At issue here is that several departments have "partnered" (verbing weirds nouns) with a for-profit group (which automatically makes me suspicious) and this group is now pushing for more....and it's going to drive "innovation" into a 7-week cycle. Yup, "accelerated" courses (well, faster but not equally rigorous, I suspect) where you are working year-round on a seven-week cycle with maybe a week off between each cycle. UGH. And the supposition is that it is just a matter of time before all departments are forced to go heavily to that model....and yeah, labs? Apparently there aren't labs, or they're done "virtually" and this is just SUCH a bad idea (I would not want a doctor who had done most of his or her labwork online).

But yeah. That's how things seem to be going: both a two-tiered system where the elites get things that seem to objectively be good, and everyone else gets the cheapest and shoddiest possible. (Also see: how clothing is made now. You can spend large amounts of money for something that is practically bespoke that is well-made and lasts well, or you can buy cheap crap made in a sweatshop that looks cruddy after the third washing. Or, if you have skill and LOTS of time, you can make it yourself and I am a pretty talented seamstress but even I won't make jeans....)

And also that things that don't make money are seen as literally worthless, which I find deeply disturbing, because many of the things I care very deeply about are those "worthless" things and it seems a small step to go from saying "you care about worthless things" to "you are worthless as a person."

(And yeah: this is also why church is SO SO SO important to me. To go every week and be around people, and also to be told: there are things that are more important than what the World says are important, and the things that you value ARE valuable even if a price tag can't be put on them, and perhaps that's precisely why they are so valuable, and anyway,  all people have value regardless of how much money they make)

I am also sadly again contemplating how I could keep body and soul together if the total-online-i-fication of teaching happens before 11 years have elapsed. (I can retire in 11 more years....) I don't want a job where I have to be a service-giver to people who can figuratively spit on me for the lulz (I've seen that happen to people in retail and the like). I'm not physically strong enough for a lot of the more demanding Corps of Engineers type jobs. I don't have an "in" so I'm guessing anything above the lowest level of civil servanting is out. I don't have it in me to become an entrepreneur; I have zero ideas and I know I don't have good business sense....and selling stuff on Etsy wouldn't make enough money, even if I sold every single one of my Ponies and books and everything I own that makes my life seem worth living....

I dunno. I'm telling myself that this is in large part me catastrophizing, that maybe things will swing back around and get better, or maybe there really will be a window that will open up (and that won't be, you know, a fall from the 32nd floor) if this door closes, but right now I'm just.....I'm questioning why I'm even pushing to do this paper rewrite, no one will read it, it won't help me get another job elsewhere if I need to do that, and I don't know....

Man, were my romantic dreams about being a college prof that I had back as an undergrad waaaaaaay off base....

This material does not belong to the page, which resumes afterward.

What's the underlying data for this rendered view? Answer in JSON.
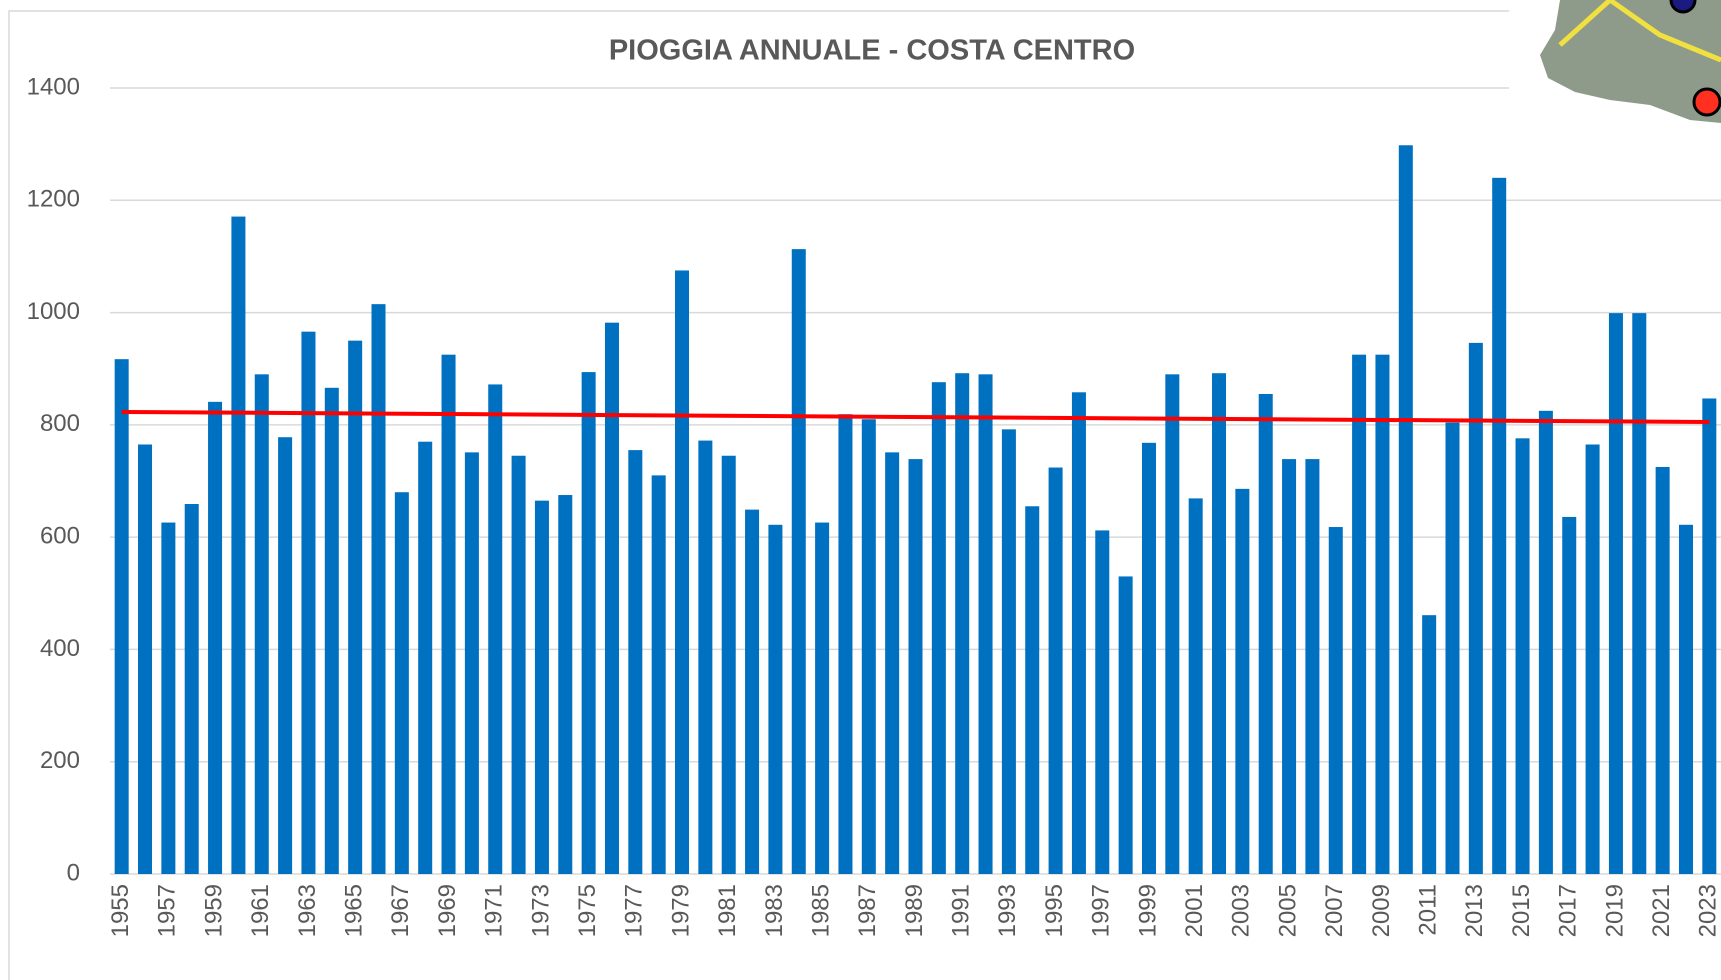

And I just found out a "frequent flyer" (in terms of issues) on another online place I am at drove another person away by being rude to them. I wish the "frequent flyer" would get angry and leave. People are just....yes, perhaps it was unreasonable that that person left, but this "frequent flyer" has done this more than once, and TPTB don't seem to want to tell them to straighten up and fly right.

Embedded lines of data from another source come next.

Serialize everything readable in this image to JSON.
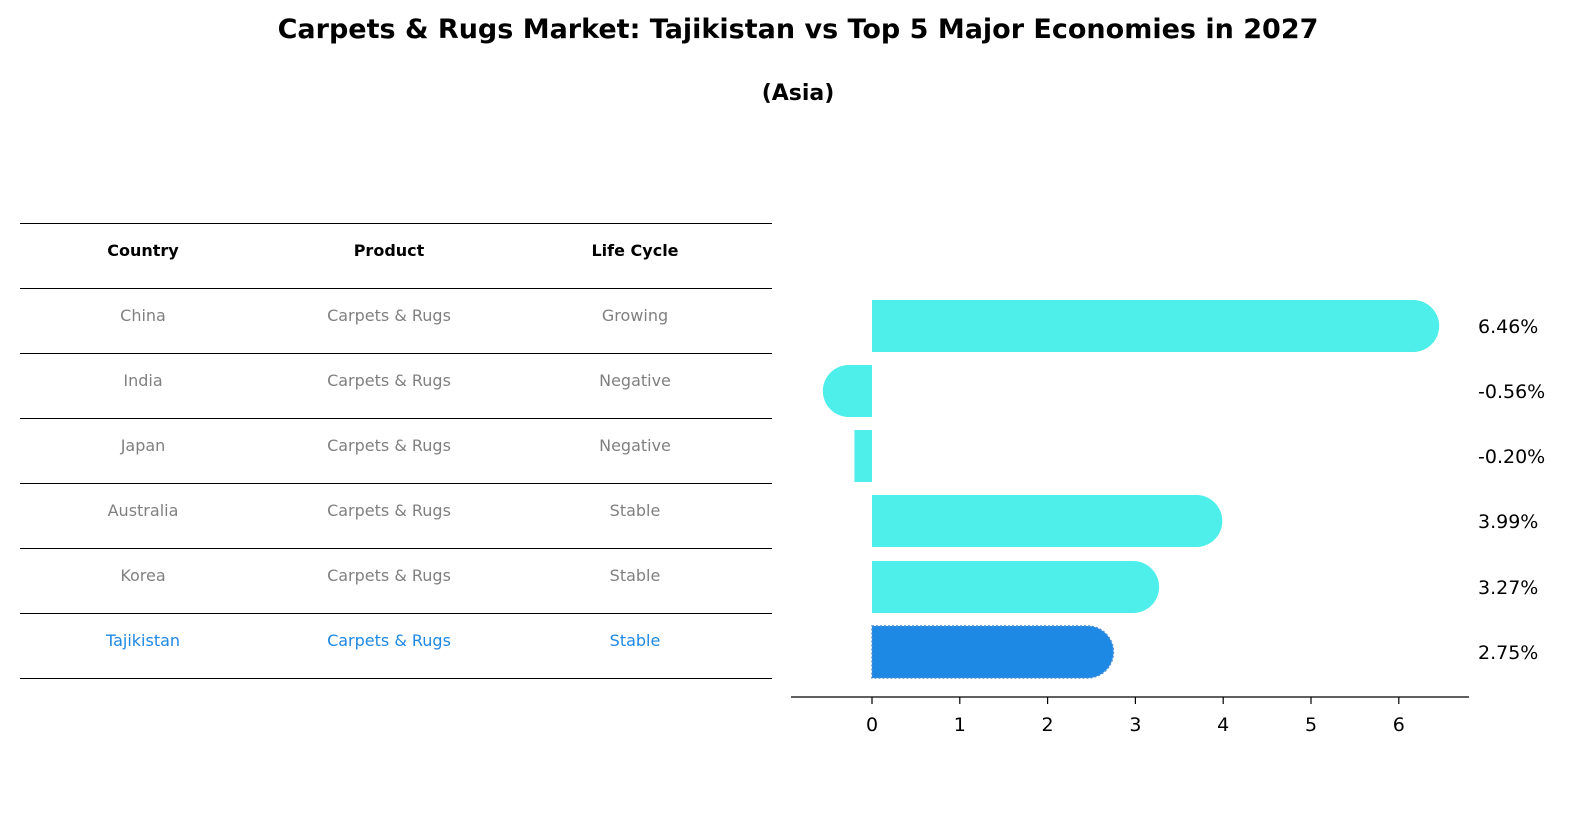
{
  "title": "Carpets & Rugs Market: Tajikistan vs Top 5 Major Economies in 2027",
  "subtitle": "(Asia)",
  "table": {
    "headers": [
      "Country",
      "Product",
      "Life Cycle"
    ],
    "rows": [
      [
        "China",
        "Carpets & Rugs",
        "Growing"
      ],
      [
        "India",
        "Carpets & Rugs",
        "Negative"
      ],
      [
        "Japan",
        "Carpets & Rugs",
        "Negative"
      ],
      [
        "Australia",
        "Carpets & Rugs",
        "Stable"
      ],
      [
        "Korea",
        "Carpets & Rugs",
        "Stable"
      ],
      [
        "Tajikistan",
        "Carpets & Rugs",
        "Stable"
      ]
    ],
    "highlight_row": 5
  },
  "colors": {
    "bar": "#4eeeea",
    "highlight": "#1e88e5",
    "text_muted": "#808080"
  },
  "chart_data": {
    "type": "bar",
    "orientation": "horizontal",
    "categories": [
      "China",
      "India",
      "Japan",
      "Australia",
      "Korea",
      "Tajikistan"
    ],
    "values": [
      6.46,
      -0.56,
      -0.2,
      3.99,
      3.27,
      2.75
    ],
    "value_labels": [
      "6.46%",
      "-0.56%",
      "-0.20%",
      "3.99%",
      "3.27%",
      "2.75%"
    ],
    "highlight_index": 5,
    "xlim": [
      -0.9,
      6.8
    ],
    "xticks": [
      0,
      1,
      2,
      3,
      4,
      5,
      6
    ],
    "xlabel": "",
    "ylabel": "",
    "grid": false
  }
}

I'm just....this day is fired. Just like the end of last week was fired. I hope February is better.

1 comment:

Lynn said...

I make jeans, or at least I make pants out of denim. I'm not sure they can legitimately be called jeans because they're very plain and don't have all the double stitching details that jeans normally have. Also I put the zipper on the side like women's jeans used to be up until the 60s.